SURABAYA, CAKRAWARTA.com – Pemerintah resmi membuka keran impor sapi tanpa batas kuota. Menteri Koordinator Bidang Pangan, Zulkifli Hasan, menyebut langkah ini sebagai upaya menjaga ketersediaan stok daging sekaligus memperkuat ketahanan pangan nasional. Namun, keputusan ini memicu kekhawatiran: siapa sebenarnya yang diuntungkan dan siapa yang bakal buntung?
Prof. Drs. Ec. Tri Haryanto, M.P., Ph.D., Guru Besar Fakultas Ekonomi dan Bisnis Universitas Airlangga (FEB Unair), menyebutkan bahwa kebijakan ini ibarat pedang bermata dua. Di satu sisi, impor bebas bisa mendorong persaingan sehat antar importir. Di sisi lain, bisa jadi pukulan telak bagi peternak lokal.
“Esensinya untuk meningkatkan persaingan yang lebih ‘fair’. Tapi jika tanpa batas, bisa menimbulkan masalah baru di lapangan, terutama bagi pelaku peternakan dalam negeri,” ujar Tri, sapaan akrabnya, dalam keterangannya, Selasa (25/6/2025) pada media ini.
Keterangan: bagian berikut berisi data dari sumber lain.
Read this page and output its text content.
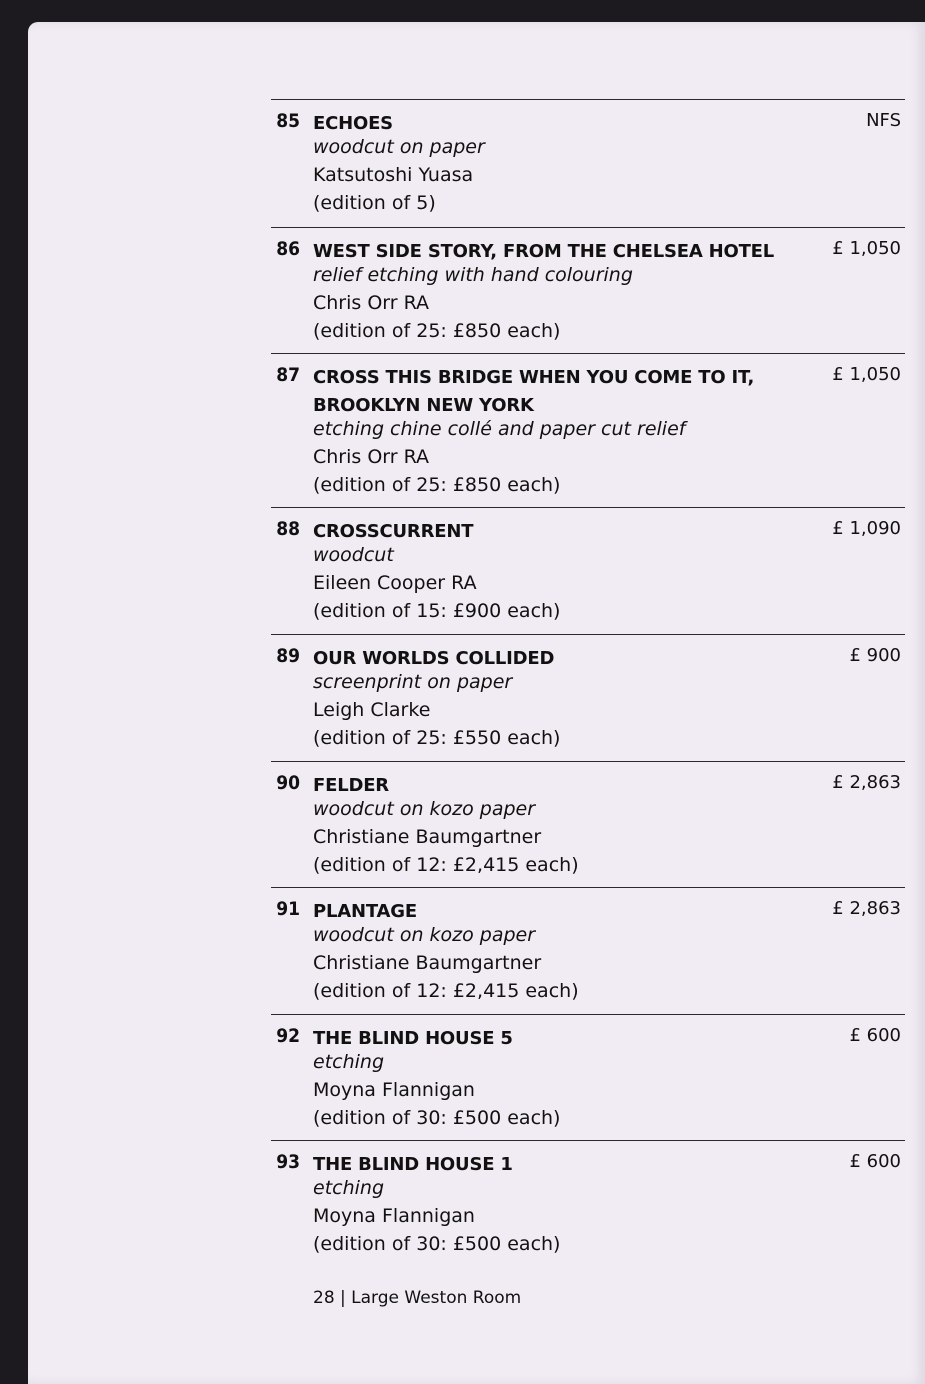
85 ECHOES	NFS
woodcut on paper
Katsutoshi Yuasa
(edition of 5)
86 WEST SIDE STORY, FROM THE CHELSEA HOTEL	£ 1,050
relief etching with hand colouring
Chris Orr RA
(edition of 25: £850 each)
87 CROSS THIS BRIDGE WHEN YOU COME TO IT,
BROOKLYN NEW YORK
£ 1,050
etching chine collé and paper cut relief
Chris Orr RA
(edition of 25: £850 each)
88 CROSSCURRENT	£ 1,090
woodcut
Eileen Cooper RA
(edition of 15: £900 each)
89 OUR WORLDS COLLIDED	£ 900
screenprint on paper
Leigh Clarke
(edition of 25: £550 each)
90 FELDER	£ 2,863
woodcut on kozo paper
Christiane Baumgartner
(edition of 12: £2,415 each)
91 PLANTAGE	£ 2,863
woodcut on kozo paper
Christiane Baumgartner
(edition of 12: £2,415 each)
92 THE BLIND HOUSE 5	£ 600
etching
Moyna Flannigan
(edition of 30: £500 each)
93 THE BLIND HOUSE 1	£ 600
etching
Moyna Flannigan
(edition of 30: £500 each)
28 | Large Weston Room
Menurut Tri, harga daging sangat ditentukan oleh keseimbangan antara permintaan dan pasokan. Impor bisa menambah pasokan cepat, tapi tidak semua jenis impor berdampak instan. Misalnya, sapi bakalan yang masih harus digemukkan memerlukan waktu 1 hingga 2 tahun sebelum siap jual.
“Ketika pasar mengalami kekurangan pasokan dan kita tidak siap, harga bisa melonjak liar. Impor memang solusi cepat, tapi jika tidak dikendalikan, justru mematikan usaha peternak kecil,” jelasnya.
Kekhawatiran terbesar muncul dari sisi hulu: sektor peternakan. Dengan pasar dibanjiri daging impor murah dan kualitas bersaing, para peternak lokal terancam kehilangan pangsa pasar. Apalagi jika pemerintah tidak memberi perlindungan yang cukup.
“Jika daging dan sapi hidup dari luar negeri membanjiri pasar tanpa kontrol, tidak ada lagi insentif bagi peternak lokal untuk berkembang. Kita berisiko kehilangan kedaulatan pangan,” tegas Tri.
Ia menekankan, pembatasan impor sebenarnya memberikan sinyal positif bagi produsen domestik untuk berinvestasi dan meningkatkan produksi.
Tri menegaskan bahwa kuota impor bukan sekadar soal hitung-hitungan angka. Ini soal arah dan komitmen negara terhadap keberlanjutan peternakan nasional. Menurutnya, jika pemerintah tetap membuka impor tanpa batas, maka wajib disertai kebijakan pendukung produksi lokal seperti akses teknologi, subsidi pakan, dan pembinaan peternak.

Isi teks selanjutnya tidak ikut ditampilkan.